— Сумасшедшая, — выдыхает, накрывая ртом мою грудь. Он играется с твердым камушком, языком ударяя по штанге, пуская по телу микроразряды тока. Я стону, ерзая на нем, до сих пор закованным в джинсу, как в броню.
— Клим, пожалуйста, — хнычу, царапая его плечи.
Но он лишь тихо смеётся, жадно втягивает сосок, прикусывает, оттягивая вместе со штангой, и резко отпускает.
Меня скручивает судорогой. Я кричу, выгибаясь дугой. Это ослепительнее взрыва сверхновой. Каждая клеточка разлетелась на молекулы, мир распался на радужные осколки. Я будто бы умерла и снова воскресла от осторожных, почти невесомых поглаживаний.
Роняю голову на широкую грудь Клима. Меня всё ещё потряхивает отголосками оргазма. Но улыбка растекается по губам. И мне так хорошо, как не было ни с одним мужчиной.

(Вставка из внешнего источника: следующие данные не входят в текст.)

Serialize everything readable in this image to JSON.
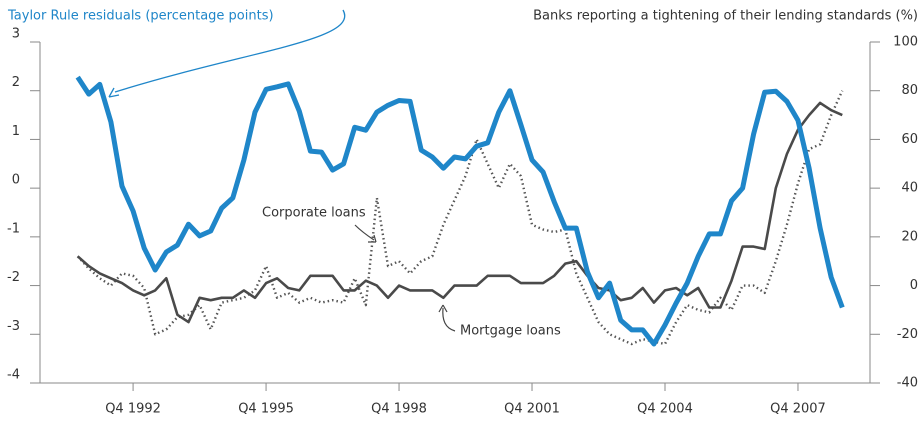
{
  "chart_data": {
    "type": "line",
    "y2label": "Banks reporting a tightening of their lending standards (%)",
    "x": [
      1991.5,
      1991.75,
      1992,
      1992.25,
      1992.5,
      1992.75,
      1993,
      1993.25,
      1993.5,
      1993.75,
      1994,
      1994.25,
      1994.5,
      1994.75,
      1995,
      1995.25,
      1995.5,
      1995.75,
      1996,
      1996.25,
      1996.5,
      1996.75,
      1997,
      1997.25,
      1997.5,
      1997.75,
      1998,
      1998.25,
      1998.5,
      1998.75,
      1999,
      1999.25,
      1999.5,
      1999.75,
      2000,
      2000.25,
      2000.5,
      2000.75,
      2001,
      2001.25,
      2001.5,
      2001.75,
      2002,
      2002.25,
      2002.5,
      2002.75,
      2003,
      2003.25,
      2003.5,
      2003.75,
      2004,
      2004.25,
      2004.5,
      2004.75,
      2005,
      2005.25,
      2005.5,
      2005.75,
      2006,
      2006.25,
      2006.5,
      2006.75,
      2007,
      2007.25,
      2007.5,
      2007.75,
      2008,
      2008.25,
      2008.5,
      2008.75
    ],
    "xlim": [
      1990.65,
      2009.375
    ],
    "xticks": [
      {
        "value": 1992.75,
        "label": "Q4 1992"
      },
      {
        "value": 1995.75,
        "label": "Q4 1995"
      },
      {
        "value": 1998.75,
        "label": "Q4 1998"
      },
      {
        "value": 2001.75,
        "label": "Q4 2001"
      },
      {
        "value": 2004.75,
        "label": "Q4 2004"
      },
      {
        "value": 2007.75,
        "label": "Q4 2007"
      }
    ],
    "ylim": [
      -4,
      3
    ],
    "yticks": [
      3,
      2,
      1,
      0,
      -1,
      -2,
      -3,
      -4
    ],
    "y2lim": [
      -40,
      100
    ],
    "y2ticks": [
      100,
      80,
      60,
      40,
      20,
      0,
      -20,
      -40
    ],
    "series": [
      {
        "name": "Taylor Rule residuals (percentage points)",
        "color": "#1f86c9",
        "style": "solid",
        "values": [
          2.28,
          1.93,
          2.13,
          1.36,
          0.04,
          -0.47,
          -1.23,
          -1.68,
          -1.31,
          -1.17,
          -0.74,
          -0.98,
          -0.88,
          -0.41,
          -0.2,
          0.58,
          1.56,
          2.03,
          2.08,
          2.14,
          1.58,
          0.76,
          0.74,
          0.37,
          0.5,
          1.25,
          1.19,
          1.56,
          1.7,
          1.8,
          1.78,
          0.78,
          0.64,
          0.41,
          0.64,
          0.6,
          0.86,
          0.93,
          1.56,
          2.0,
          1.3,
          0.58,
          0.33,
          -0.28,
          -0.82,
          -0.82,
          -1.72,
          -2.25,
          -1.95,
          -2.71,
          -2.91,
          -2.91,
          -3.2,
          -2.81,
          -2.36,
          -1.95,
          -1.4,
          -0.94,
          -0.94,
          -0.26,
          0,
          1.11,
          1.97,
          1.99,
          1.78,
          1.39,
          0.41,
          -0.82,
          -1.83,
          -2.45
        ]
      },
      {
        "name": "Corporate loans",
        "color": "#555555",
        "style": "dotted",
        "axis": "y2",
        "values": [
          12,
          7,
          3,
          0,
          5,
          4,
          -1,
          -20,
          -18,
          -13,
          -12,
          -8,
          -18,
          -7,
          -6,
          -5,
          -2,
          8,
          -5,
          -3,
          -7,
          -5,
          -7,
          -6,
          -7,
          3,
          -8,
          36,
          8,
          10,
          5,
          10,
          12,
          25,
          35,
          45,
          60,
          50,
          40,
          50,
          45,
          25,
          23,
          22,
          23,
          5,
          -5,
          -15,
          -20,
          -22,
          -24,
          -22,
          -23,
          -24,
          -15,
          -8,
          -10,
          -11,
          -5,
          -10,
          0,
          0,
          -3,
          10,
          25,
          42,
          56,
          58,
          70,
          80
        ]
      },
      {
        "name": "Mortgage loans",
        "color": "#4a4a4a",
        "style": "solid",
        "axis": "y2",
        "values": [
          12,
          8,
          5,
          3,
          1,
          -2,
          -4,
          -2,
          3,
          -12,
          -15,
          -5,
          -6,
          -5,
          -5,
          -2,
          -5,
          1,
          3,
          -1,
          -2,
          4,
          4,
          4,
          -2,
          -2,
          2,
          0,
          -5,
          0,
          -2,
          -2,
          -2,
          -5,
          0,
          0,
          0,
          4,
          4,
          4,
          1,
          1,
          1,
          4,
          9,
          10,
          4,
          -1,
          -2,
          -6,
          -5,
          -1,
          -7,
          -2,
          -1,
          -4,
          -1,
          -9,
          -9,
          2,
          16,
          16,
          15,
          40,
          54,
          64,
          70,
          75,
          72,
          70
        ]
      }
    ]
  }
}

— У тебя всегда была очень чувствительная грудь, — говорит, явно довольный собой. С трудом отлепляюсь от него и залипаю на широкой, какой-то по-мальчишечьи задорной улыбке.
Не удерживаюсь и целую в самый уголок.
— А целоваться ты не умеешь.
— Так научи, — сорванным от крика голосом. — Я же вся твоя, забыл?
— Обязательно, моя сладкая, — ладонью обнимает затылок, гладит так нежно. Так приятно. Закрываю глаза, подставляясь под его нехитрую ласку. — Но не все сразу.
— Я все ещё хочу тебя, Бес, — сопротивляюсь я расслабляющему теплу, что нещадно клонит в сон.
— Не сегодня, моя Незабудка. Отдыхай.
Последнее, что я слышу прежде, чем провалиться в сон.
Мне щекотно. Мурашки разбегаются по коже от лёгких прикосновений. Невесомых, словно дуновение ветерка. Кончики губ подрагивают в улыбке, когда новое прикосновение вспыхивает на коже. Прогибаю спину вслед за ускользающей щекоткой. И получаю награду: нежность шелка по вспыхнувшей коже. Закусываю губу, глотая стон. Низ живота наливается тяжестью. И снова перышком вдоль позвонков, в ложбинку между ягодиц. Желание толкается между бедер, и я поддаюсь ему, раздвинув ножки, приглашаю.
— Терпение, моя сладкая, — шепот обжигает ушко, а запах кружит голову.
Мурлычу в ответ, потираясь о его колючую щеку. Приподнимаю попу навстречу его ласке, раскрываясь ещё сильнее. И вздрагиваю, когда кончик перышка касается заветного бугорка, скользит между набухших складочек и…растворяется, словно и не было.
Стон разочарования слетает с губ.
— Бес… — не то шепчу, не то рычу и переворачиваюсь на спину, утонув в горящем желанием взгляде.
— Доброе утро, — улыбается он, совершенно одетый.
— Доброе? — скольжу по нему взглядом. Лежит на боку, подперев голову рукой, в длинных пальцах другой — темное перо. Мурашки тут же оживают и разносятся табуном по разгоряченной коже от его чернильных глаз. В них — смех и похоть. Жажда и обещание. Тянусь к нему руками, но он уворачивается, падает на спину, мазнув по соску кончиком пера.